Une coentreprise pour s’établir dans le marché asiatique ainsi que du financement pour construire une usine à Bécancour : l’entreprise de recyclage Loop Industries estime avoir conclu le plus important partenariat de sa jeune histoire en s’associant au géant sud-coréen SK Global Chemical (SKGC).

Julien Arsenault
Julien Arsenault La Presse

Environ huit mois après avoir été ébranlée par la publication d’un rapport émanant d’un vendeur à découvert qui mettait en doute sa technologie, l’entreprise de Terrebonne a cédé une participation de 10 % au conglomérat SKGC, présent dans des secteurs comme la chimie et la finance, en échange d’un investissement de 69,5 millions de dollars.

« Dans le passé, quand je songeais à une expansion vers l’Asie, j’étais convaincu qu’il fallait trouver le partenaire idéal pour aller dans cette région du monde », a expliqué le fondateur et chef de la direction de Loop Industries, Daniel Solomita, mercredi, au cours d’une entrevue téléphonique.

L’annonce a fait bondir le cours de l’action de l’entreprise au NASDAQ. Le titre a pris 20,55 %, ou 2,71 $ US, pour clôturer à 15,90 $ US. Cela confère une valeur boursière de 691 millions US à la société.

Fondée en 2014, Loop Industries dit avoir conçu une technologie chimique lui permettant de recycler un type de plastique très répandu, connu sous l’acronyme PET, dont sont notamment faites les bouteilles d’eau et de boissons gazeuses. Cette technologie créerait des sous-produits si purs qu’ils pourraient être réutilisés dans l’emballage alimentaire.

L’entreprise compte utiliser l’argent obtenu grâce à l’investissement de SKGC pour financer la construction d’une usine de plastique recyclé à 100 % sur le terrain d’un site du parc industriel de Bécancour qui a récemment été acheté.

En Asie en 2024

En ce qui a trait à la coentreprise, elle sera détenue à 51 % par SKGC et à 49 % par Loop Industries, et prévoit la construction de quatre usines de production de plastique recyclé d’ici 2030. La première devrait voir le jour en Corée du Sud vers 2024. Parallèlement à sa participation, Loop aura droit à des redevances sur les revenus générés par ces usines.

L’Asie représente 60 % de la population mondiale. Il y a des villes où la population est plus importante qu’au Canada. La quantité de plastique est énorme. C’est important.

Daniel Solomita, chef de la direction de Loop Industries

L’entreprise devra contribuer financièrement à la construction des usines dans le marché asiatique, mais son grand patron n’a pas voulu s’avancer sur une somme.
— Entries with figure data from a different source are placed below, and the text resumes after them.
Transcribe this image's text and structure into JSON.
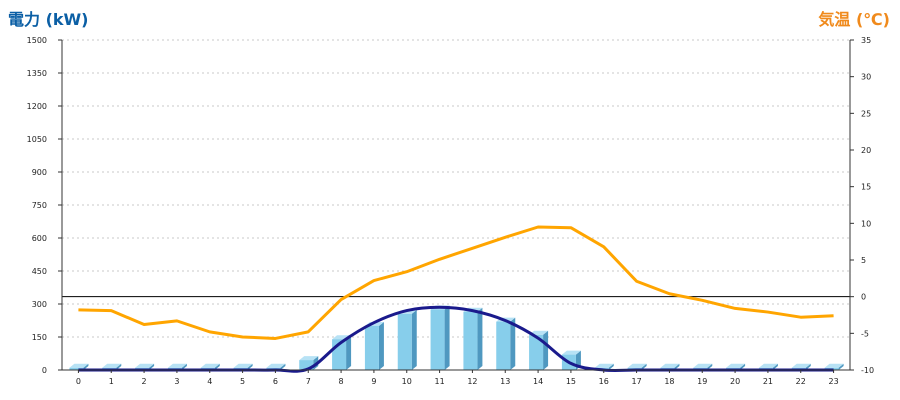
{
  "chart_data": {
    "type": "bar",
    "title": "",
    "left_axis": {
      "label": "電力 (kW)",
      "color": "#0b5fa5",
      "ylim": [
        0,
        1500
      ],
      "ticks": [
        0,
        150,
        300,
        450,
        600,
        750,
        900,
        1050,
        1200,
        1350,
        1500
      ]
    },
    "right_axis": {
      "label": "気温 (℃)",
      "color": "#f08a1c",
      "ylim": [
        -10,
        35
      ],
      "ticks": [
        -10,
        -5,
        0,
        5,
        10,
        15,
        20,
        25,
        30,
        35
      ]
    },
    "categories": [
      "0",
      "1",
      "2",
      "3",
      "4",
      "5",
      "6",
      "7",
      "8",
      "9",
      "10",
      "11",
      "12",
      "13",
      "14",
      "15",
      "16",
      "17",
      "18",
      "19",
      "20",
      "21",
      "22",
      "23"
    ],
    "grid": true,
    "series": [
      {
        "type": "bar",
        "axis": "left",
        "color": "#87ceeb",
        "values": [
          10,
          10,
          10,
          10,
          10,
          10,
          10,
          45,
          140,
          200,
          255,
          275,
          265,
          220,
          160,
          70,
          10,
          10,
          10,
          10,
          10,
          10,
          10,
          10
        ]
      },
      {
        "type": "line",
        "axis": "left",
        "color": "#1a1a8c",
        "values": [
          0,
          0,
          0,
          0,
          0,
          0,
          0,
          5,
          125,
          215,
          270,
          285,
          270,
          225,
          145,
          30,
          0,
          0,
          0,
          0,
          0,
          0,
          0,
          0
        ]
      },
      {
        "type": "line",
        "axis": "right",
        "color": "#ffa500",
        "values": [
          -1.8,
          -1.9,
          -3.8,
          -3.3,
          -4.8,
          -5.5,
          -5.7,
          -4.8,
          -0.4,
          2.2,
          3.4,
          5.1,
          6.6,
          8.1,
          9.5,
          9.4,
          6.8,
          2.1,
          0.4,
          -0.5,
          -1.6,
          -2.1,
          -2.8,
          -2.6
        ]
      }
    ],
    "reference_line": {
      "axis": "right",
      "value": 0,
      "color": "#000000"
    }
  }
}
Loop Industries est également impliquée dans une coentreprise avec la multinationale française Suez entourant la construction d’une usine en France ou en Belgique.

Loop Industries avait été plongée dans la tourmente et secouée en Bourse dans la foulée de la publication, en octobre dernier, d’un rapport très critique de la firme Hindenburg Research, qui s’était appuyée notamment sur le témoignage d’anciens employés.
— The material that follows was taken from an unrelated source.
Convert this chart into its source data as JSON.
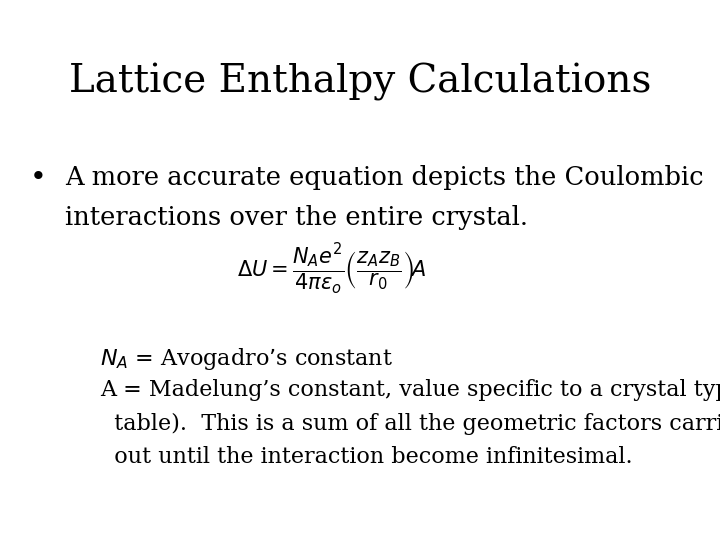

Celle-ci avait auparavant vendu à découvert des actions de Loop, se plaçant en position de profiter de la chute de son titre, une pratique courante parmi les investisseurs militants. Ce rapport émettait de sérieux doutes sur la technologie de Loop.

L’entreprise avait réfuté ces allégations, et un rapport qualifié d’indépendant signé par Kemitek, centre de recherche de Thetford Mines, était venu confirmer la technologie de l’entreprise.

« SKGC avait déjà commencé sa vérification au préalable avant la publication du rapport », a dit M. Solomita, qui a indiqué que les négociations avaient débuté en juillet 2020. « Cela a quand même pris un peu plus de temps pour conclure la transaction. »

Celui-ci a ajouté que les autorités canadiennes avaient permis à des responsables du conglomérat sud-coréen de se déplacer à Terrebonne en dépit de la pandémie pour évaluer la technologie de Loop.

Dans un premier temps, SKGC achètera 4,7 millions d’actions de Loop Industries au prix unitaire de 12 $ US. Le conglomérat dispose d’options pour bonifier sa participation au cours des trois prochaines années. Cela permettrait à l’entreprise québécoise d’obtenir jusqu’à 130 millions de dollars de plus.

Avec une participation de 10 %, SKGC sera le deuxième actionnaire en importance de l’entreprise, d’après la firme de données financières Refinitiv.